Exploration remains of interest and new licences have been on offer in several CEE countries in recent years. Interested parties include listed companies from Canada, Australia and the UK, as well as privately-held companies, often from the US such as Warburg Pincus, First Reserve and Carlyle.
The attitude of national governments in the region is important. While welcoming the EU’s Green Agenda, CEE governments have lobbied the Commission to accept that the transition from traditional coal and oil will, at least for a period, involve a move to natural gas rather than a direct switch to renewables, especially to address the demand response in a more volatile mix of energy sources. Although politically unacceptable in some Western European countries, nuclear power is also under consideration in several countries, including Bulgaria, Romania and the Czech Republic.
Meanwhile, some CEE companies have dipped their toes into renewables only to pull back.
Romania’s OMV Petrom, the largest regional fully-integrated oil and gas player, sold its limited investments in wind generation a few years ago. However, it has consolidated its position in the power market with an investment in a 600MW gas plant. Recently Petrom announced that it could partner with Romanian state-owned gas producer Romgaz to develop a hydrogen production facility near a wind farm in south-east Romania.
Less-proven renewable technologies such as CCUS and hydrogen are considered, given that these technologies are also backed up by national energy and climate change plans. For example, Bulgaria is planning to develop a hydrogen roadmap targeting 1.1GW of green hydrogen production capacity by 2030, and Poland plans to have 2GW of hydrogen electrolysis capacity and 2,000 hydrogen fuel-cell buses on its roads by 2030 (see interview with OMV Petrom here).

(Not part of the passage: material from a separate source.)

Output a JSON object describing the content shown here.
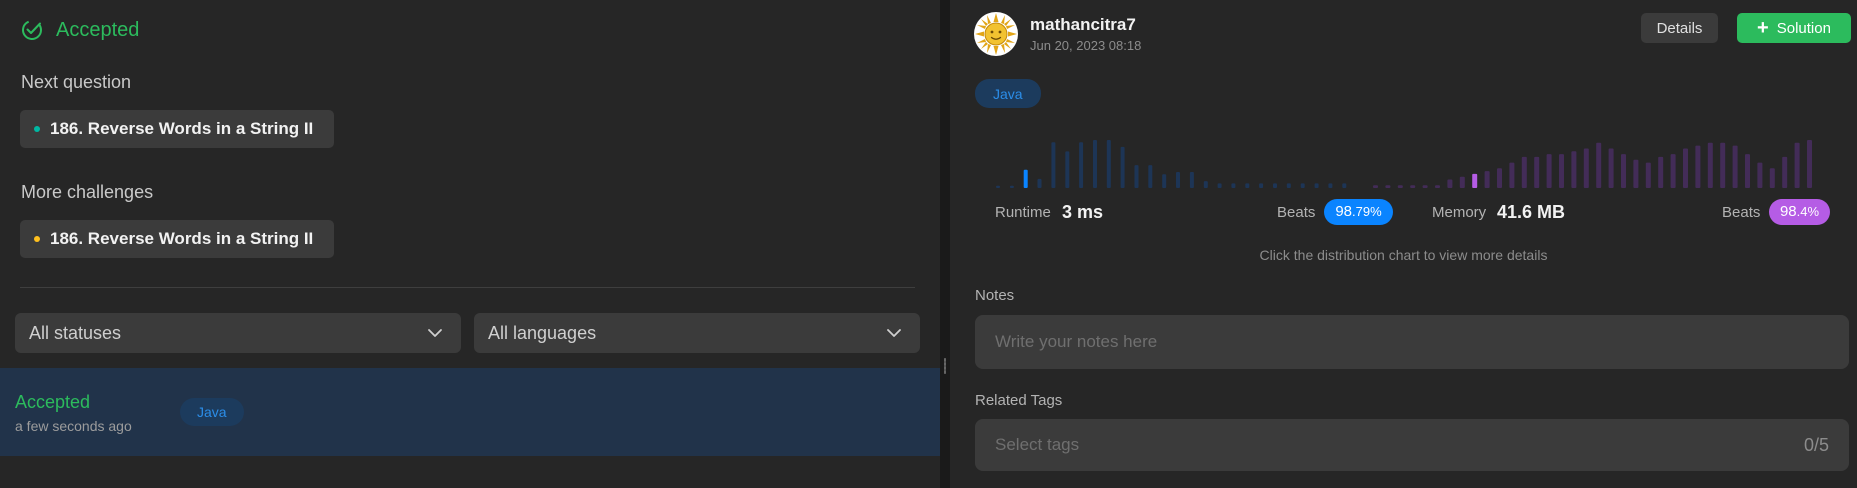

Some smaller players have announced pilot projects producing blue hydrogen in Austria, such as ADX Energy. Also Unipetrol, the Czech company belonging to Orlen group, has announced the installation of hydrogen dispensers at its gas stations. Mazarine Energy Romania (which is owned by Carlyle) has concluded an association with CeraPhi from the UK to develop a pilot project producing geothermal energy by using existing wells from an oil field close to Bucharest.